Use progressive disclosure for everything else. Context about the proposals, expert review, participant voices, the six-step Citizen Solutions process — all of it was available for users who wanted to go deeper, but none of it stood between a visitor and the ability to weigh in.

The polling experience stripped participation down to its simplest possible form: one proposal, stated plainly, with a slider to register position from strongly disagree to strongly agree.

Eight proposals, one at a time, with the option to read more or keep moving.

The "you can change this later" affordance was deliberate — it lowered the stakes of a first response and reduced abandonment.

After weighing in, users landed on an overview of the proposals and their responses — where their individual answers appeared alongside the emerging aggregate sentiment.

Seeing your position in relation to the broader public is both engaging and the point: this was a civic experiment, and the results were the content.

This was also where, after completing the poll, users could go back in and add written commentary for their answers for the Tennessee Eleven to consider when they reconvened.

Each proposal had its own page, accessible any time throughout the polling experience, for users who wanted the full context: a summary, detailed policy rationale reviewed by a panel of experts for accuracy and feasibility, and direct quotes from the Tennessee 11 participants who created the proposals.

The expert review layer gave the proposals credibility without obscuring the citizen voices at the center of the project.

Supporting pages brought the humans at the center of the process to the forefront and provided deeper information about the process.

Measuring the Results

For the duration of the campaign, I maintained a daily reporting dashboard tracking engagement across Tennessee and the broader US — unique weigh-ins, proposal-level sentiment, demographic composition of ad-driven users, and county-level participation across all 95 Tennessee counties. Delivered to leadership every weekday by noon.

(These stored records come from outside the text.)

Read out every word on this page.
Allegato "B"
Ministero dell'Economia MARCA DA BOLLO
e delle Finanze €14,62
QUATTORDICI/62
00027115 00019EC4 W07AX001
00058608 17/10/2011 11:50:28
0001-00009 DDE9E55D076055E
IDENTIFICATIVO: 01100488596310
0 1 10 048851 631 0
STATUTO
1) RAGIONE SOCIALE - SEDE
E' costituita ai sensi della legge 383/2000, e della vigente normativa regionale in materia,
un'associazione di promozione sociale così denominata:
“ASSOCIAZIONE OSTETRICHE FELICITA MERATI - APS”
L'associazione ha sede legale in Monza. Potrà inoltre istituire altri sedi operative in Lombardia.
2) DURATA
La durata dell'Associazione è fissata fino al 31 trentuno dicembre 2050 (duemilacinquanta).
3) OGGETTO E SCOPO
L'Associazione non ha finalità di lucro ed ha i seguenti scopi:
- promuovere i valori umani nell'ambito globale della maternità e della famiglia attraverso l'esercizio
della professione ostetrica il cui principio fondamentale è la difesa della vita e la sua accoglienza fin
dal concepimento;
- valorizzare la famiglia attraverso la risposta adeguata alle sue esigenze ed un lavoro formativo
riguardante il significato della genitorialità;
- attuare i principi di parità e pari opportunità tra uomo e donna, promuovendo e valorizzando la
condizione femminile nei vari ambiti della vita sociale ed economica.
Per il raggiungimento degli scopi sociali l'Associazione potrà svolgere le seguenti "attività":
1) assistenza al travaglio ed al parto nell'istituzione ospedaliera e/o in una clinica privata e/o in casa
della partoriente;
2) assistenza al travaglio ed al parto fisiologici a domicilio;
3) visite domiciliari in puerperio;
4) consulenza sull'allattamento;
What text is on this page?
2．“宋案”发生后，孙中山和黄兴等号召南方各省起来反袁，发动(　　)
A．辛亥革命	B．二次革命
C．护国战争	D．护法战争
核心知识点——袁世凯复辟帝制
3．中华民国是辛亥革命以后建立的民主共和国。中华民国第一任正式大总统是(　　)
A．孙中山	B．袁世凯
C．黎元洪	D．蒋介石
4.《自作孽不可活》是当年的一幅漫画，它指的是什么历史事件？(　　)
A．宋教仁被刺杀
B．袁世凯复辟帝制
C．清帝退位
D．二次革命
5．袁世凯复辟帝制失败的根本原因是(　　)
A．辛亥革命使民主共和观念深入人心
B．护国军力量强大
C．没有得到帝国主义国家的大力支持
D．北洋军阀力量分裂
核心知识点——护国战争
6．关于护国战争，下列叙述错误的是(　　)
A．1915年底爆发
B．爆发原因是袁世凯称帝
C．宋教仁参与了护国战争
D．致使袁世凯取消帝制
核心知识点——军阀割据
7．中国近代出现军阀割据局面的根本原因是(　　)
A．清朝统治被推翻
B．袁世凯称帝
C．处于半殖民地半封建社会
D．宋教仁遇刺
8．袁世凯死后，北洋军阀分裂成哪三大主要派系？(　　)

The county breakdown wasn't just a count — it was a tiered threshold system showing exactly how deeply each county was engaged, which directly informed decisions about where to concentrate remaining campaign effort and spend.

The Numbers

unique weigh-ins from Tennessee

30,267

All 95

Tennessee counties represented

avg responses per user, more than double target

5.5

78%

welcome email open rate against a 60% baseline

total responses across the US

4.7M

impressions across Google and Meta

207,607

Six of eight proposals achieved majority support.

The results were delivered to the session participants, incorporated into the final proposals, and used to demonstrate — at scale — that citizens across the political spectrum could find more common ground than the loudest voices in the room suggested.